There it was … coming out from under a railing like steam. There again, clinging to the jacket of a passerby. That old smell. Dictators had come and gone, but Buenos Aires always smelled the same, like a broadtail fur coat stored in a basement. When you are here, it is not very noticeable because the nose gets used to it. But when you leave, it goes with you, and wherever you go and open your suitcase, it jumps out at you so that you can’t mistake it. That’s when nostalgia hits.
“Put your nose to that book you just bought,” she told Mateo. “Do you smell it? It’s Buenos Aires. You have in your hands the very essence of the city.”
“You sound like a tourist guide, Lolé. Why don’t you tell me about the content of those microfilms you were supposed to hand to Forcás, instead?”
“I don’t know. I didn’t ask. I already told you that it wasn’t worth knowing. In any case, we concealed them inside an emptied tube of toothpaste. And I wondered what ‘minute’ I would have to invent if they discovered such a thing at the airport in Ezeiza. The comrades told me that if it happened, to say an Our Father and hope for the best, because no minute would explain away such a thing.”

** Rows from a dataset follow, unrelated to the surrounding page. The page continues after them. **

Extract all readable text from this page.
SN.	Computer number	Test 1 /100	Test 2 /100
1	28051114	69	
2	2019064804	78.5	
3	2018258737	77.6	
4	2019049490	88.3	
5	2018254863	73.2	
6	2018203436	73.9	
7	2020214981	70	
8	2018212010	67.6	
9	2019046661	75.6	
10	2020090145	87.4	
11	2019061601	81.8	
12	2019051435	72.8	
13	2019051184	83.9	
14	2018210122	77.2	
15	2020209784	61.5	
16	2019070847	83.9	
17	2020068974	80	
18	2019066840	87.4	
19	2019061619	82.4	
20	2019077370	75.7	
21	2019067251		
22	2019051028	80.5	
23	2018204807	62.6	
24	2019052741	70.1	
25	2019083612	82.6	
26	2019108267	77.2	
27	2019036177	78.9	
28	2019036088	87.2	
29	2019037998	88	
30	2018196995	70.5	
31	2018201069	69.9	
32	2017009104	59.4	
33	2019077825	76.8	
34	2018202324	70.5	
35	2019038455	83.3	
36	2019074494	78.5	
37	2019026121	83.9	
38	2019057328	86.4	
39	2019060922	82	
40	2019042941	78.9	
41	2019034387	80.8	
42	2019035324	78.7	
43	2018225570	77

“Have you ever read Foundation?” Mateo asked, and without waiting for a response went on to recount the entire, endless plot, like he always did when he had read something, or had a nightmare or saw a movie. Once he started, he couldn’t stop until he reached the grand finale, and this time was no different. He only stopped chattering when his mother told him they were as lost as a Turk in a fog.

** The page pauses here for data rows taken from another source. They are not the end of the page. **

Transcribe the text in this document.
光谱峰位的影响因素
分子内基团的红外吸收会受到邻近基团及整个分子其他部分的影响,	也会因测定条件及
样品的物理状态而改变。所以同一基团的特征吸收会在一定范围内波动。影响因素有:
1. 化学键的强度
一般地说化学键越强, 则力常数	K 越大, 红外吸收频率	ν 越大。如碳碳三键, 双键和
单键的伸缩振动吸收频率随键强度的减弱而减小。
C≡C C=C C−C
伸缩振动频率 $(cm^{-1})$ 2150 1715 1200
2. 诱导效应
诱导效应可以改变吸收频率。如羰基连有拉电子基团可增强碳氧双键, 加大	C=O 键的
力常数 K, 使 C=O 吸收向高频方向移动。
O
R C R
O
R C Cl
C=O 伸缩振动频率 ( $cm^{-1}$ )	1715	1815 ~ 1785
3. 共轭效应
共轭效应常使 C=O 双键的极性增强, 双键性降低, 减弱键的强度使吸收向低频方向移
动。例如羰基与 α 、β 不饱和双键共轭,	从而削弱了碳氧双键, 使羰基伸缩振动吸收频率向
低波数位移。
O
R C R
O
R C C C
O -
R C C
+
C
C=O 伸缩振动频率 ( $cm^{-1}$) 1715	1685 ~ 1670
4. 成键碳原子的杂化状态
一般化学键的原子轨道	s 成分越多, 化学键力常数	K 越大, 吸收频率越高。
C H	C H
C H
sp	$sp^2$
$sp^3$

“Is that what they say in Argentina, a Turk in a fog?” he asked.
“It’s a saying.”
Lorenza cursed her poor sense of direction, that hopeless flaw that Trotsky called topographical cretinism, which makes any city into a labyrinth. Unfortunately, Mateo had inherited this trait, a tendency to roam endlessly for lack of an internal compass. The good thing about being so out of it was that you never even realized you were lost. Ayacucho, Riobamba, Hipólito Yrigoyen, they had followed the whim of their feet for hours, and the streets of the city center danced around them. Tucumán? Virrey Cevallos? Sarandí?